Don't know how many of you read Bleed Cubbie Blue yesterday? One of Al's longtime guys posted that contrary to the assertions of Sully and Miles, the Cubs clubhouse is not a good one, that there isn't any sort of cohesion, and in fact Z and Ramirez have kind of withdrawn from the rest of the team, and nobody is really missing them much. Wellll, then that led to a whole huge controversy about whether this was the smoking gun that leads to the firing of manager Lou, and Bruce Miles actually got on there to assert that the manager has nothing to do with the clubhouse, etc, then there was the questioning of Grown Ass Men, and last I heard, it degenerated to a discussion about whether the iTouch 4 was better than the Droid.
(To hell with you kids and your non-existent attention spans.
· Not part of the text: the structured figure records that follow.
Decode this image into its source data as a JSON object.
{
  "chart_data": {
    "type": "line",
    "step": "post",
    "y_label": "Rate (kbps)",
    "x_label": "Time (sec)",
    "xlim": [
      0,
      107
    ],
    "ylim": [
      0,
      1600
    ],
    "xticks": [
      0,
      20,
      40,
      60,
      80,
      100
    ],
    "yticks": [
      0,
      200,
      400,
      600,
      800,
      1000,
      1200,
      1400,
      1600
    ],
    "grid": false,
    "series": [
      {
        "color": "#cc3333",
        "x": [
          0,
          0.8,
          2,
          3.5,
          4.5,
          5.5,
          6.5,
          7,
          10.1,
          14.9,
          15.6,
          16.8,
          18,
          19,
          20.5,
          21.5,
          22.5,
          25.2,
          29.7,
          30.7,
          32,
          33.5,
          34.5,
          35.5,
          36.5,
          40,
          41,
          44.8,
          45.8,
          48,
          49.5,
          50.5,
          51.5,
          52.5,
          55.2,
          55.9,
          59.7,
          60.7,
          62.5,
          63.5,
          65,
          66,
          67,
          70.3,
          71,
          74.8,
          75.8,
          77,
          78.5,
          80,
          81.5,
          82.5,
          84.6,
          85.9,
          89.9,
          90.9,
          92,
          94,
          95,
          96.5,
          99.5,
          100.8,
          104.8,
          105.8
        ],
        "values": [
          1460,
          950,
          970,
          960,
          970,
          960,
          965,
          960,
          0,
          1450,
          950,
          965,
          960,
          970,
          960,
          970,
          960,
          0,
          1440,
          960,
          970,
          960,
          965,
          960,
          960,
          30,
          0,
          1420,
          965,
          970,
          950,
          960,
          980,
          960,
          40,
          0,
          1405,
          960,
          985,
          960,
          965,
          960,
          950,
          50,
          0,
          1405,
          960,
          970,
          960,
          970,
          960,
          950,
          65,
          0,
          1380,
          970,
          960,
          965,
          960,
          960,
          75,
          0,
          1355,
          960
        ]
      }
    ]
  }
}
Don't you know that big men with big dreams and long attention spans built this gatdam country? Get your mangy ass off my lawn...)
Bruce may be right in some respects. It is not a MLB manager's job to conduct mediated sessions to nurture team building. Baseball is not like the other three big team sports in this country, there is the concept of a player having a role and living up to certain responsibilities in their role, but individual effort counts for more in baseball. In other sports, you need an assist from your teammates to score, or to shut the other team out. In baseball, you can hit homers, or strike out a bunch of batters.
Miles noted that Lou sits in his office, making out lineups, studying notes, and does not come out to chitchat with his players. He notes his is typical manager behavior, and thus he is not responsible for team unity, even if Z and Ramirez are sitting in the corner pouting. Fair enough.
The point is, however, that both players have struggled this year, and none of their teammates have stepped up to publicly support them. Teammates HAVE stepped up in the past to support Lee, Soriano, and Dempster, for example, when they had their struggles. Silence is telling in this matter.
There have been other recent assertions in the press and elsewhere, about Randy Wells's "preparation", an euphenism for "nightlife". He may have Maddux-esque control when he is on, but obviously does not have Maddux's mental strength. Lou himself seemed to have quite the red ass last week about The Riot, when he benched him for his lack of plate discipline. Although the Riot does deserve it, I found it peculiar that Ryan was singled out on a team where nobody AT ALL hit in May. The Riot, as worthless as he was, was no worse in May than, say, Fukudome? Why was he singled out?
Most recently, after yesterday's comical 10th inning in Milwaukee, one of the Cubs finally stepped up and criticized his teammates for not thinking, for being nonchalant, for not appreciating the effort it takes to win. YAY?
I mean, I myself have been clamoring for someone to speak out since the 2008 NLDS, and finally someone has? Too bad it's the good mitt, no hitt three-fingered wonder himself, back-up catcher Koyie Hill. Should I take what I can get? I don't know. I'm not sure I would accept it from a lifetime .218 hitter. Hill can say what he wants, and what he says is 100% accurate. I just do not believe it will have much impact, as it would if it were coming from someone who was actually, you know, good?
The only hope any of us have for this year is for all 25 highly paid, lowly motivated slacker-ass mopes to look in the mirror and recommit themselves to putting in the effort and fullfilling the responsibilities that got them where they are in the first place. Is that gonna happen? Why should it? In this culture, we take our cues from above, and what's up there?
Just some old, tired guy, who may or may not be charged with motivating his 25 grown-assed millionaires to earn their keep, but he might want to try shaving once in a while, walking faster than a teetering wobble, and acting like he gave a rat's ass.
UPDATE: just as I was finishing this up, Lou decides Steve Stone is his whipping boy. Well, well...as we all know, that's definitely one Stage of Cubness, to take your misplaced anger out on Steve Stone. Two years passed between the time that the Dustbag ran Stone out of the booth and the time he himself left town.
I hope it doesn't take Lou two whole years to leave.